1 teaspoon of indigo - I used Pure Tinctoria powdered extract

2 teaspooons of calcium hydroxide

3 teaspoons of fructose

The teaspoons were level and the vat is a large Kilner Jar.

The pH was 11, as recommended by Garcia

Within 10 minutes the vat had gone from grey through green to yellow

By 25 minutes, there was blue foam forming on the top and a coppery scum developing - much like my rising levels of excitement!

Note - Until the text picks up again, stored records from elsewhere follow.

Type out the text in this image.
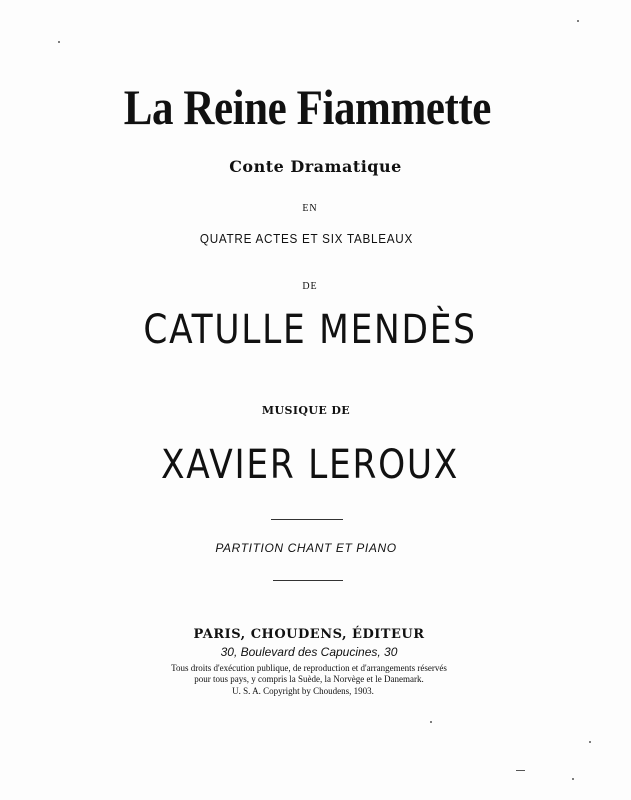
La Reine Fiammette
Conte Dramatique
EN
QUATRE ACTES ET SIX TABLEAUX
DE
CATULLE MENDÈS
MUSIQUE DE
XAVIER LEROUX
PARTITION CHANT ET PIANO
PARIS, CHOUDENS, ÉDITEUR
30, Boulevard des Capucines, 30
Tous droits d'exécution publique, de reproduction et d'arrangements réservés
pour tous pays, y compris la Suède, la Norvège et le Danemark.
U. S. A. Copyright by Choudens, 1903.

After 30 minutes the foam had turned dark blue

Left: Vat at 25 mins, Right at 45 mins containing cotton
At 45 minutes, the vat should be ready, according to the instructions. The pH was still 11 and remained at that level throughout the dye session.
I put in a cotton wool ball and a piece of cotton in the vat which now had the sherry colour that one expects from woad

The first dip, airing

The second dip for cotton (large piece) and first for linen

Third dip for cotton and second for linen

All in all, very successful and the vat is by no means exhausted, so I will go on until one of us gives up! What I'm not sure about is how to revive such a vat - there's no problem with reviving more usual vats. I warm them up, correct the alkalinity and put some reducing agent in and they come round. This will need some experimentation, I think


  1. Brilliant, Jane. It's the first thing I want to do when we move. No time at the moment.

  2. I read through this several times, but didn't see any temps you used? apparently the vat seems to be temperature-sensitive (at least from what I read in other blogs...) - could you clarify please? thanks - and happy dyeing from the west of ireland:)

  3. Well, Michel said that he started the vat at 80 C and we all thought that sounded a bit warm, but on reflection I wonder if it is to melt the fructose?

    So I started mine hot - not sure about the exact temperature but hotter than I would usually have a vat - and it went on working even when it had cooled down significantly. It continues to work when warmed up slightly but I have reservations about the fastness of the colour. It wasn't very lightfast in my conservatory.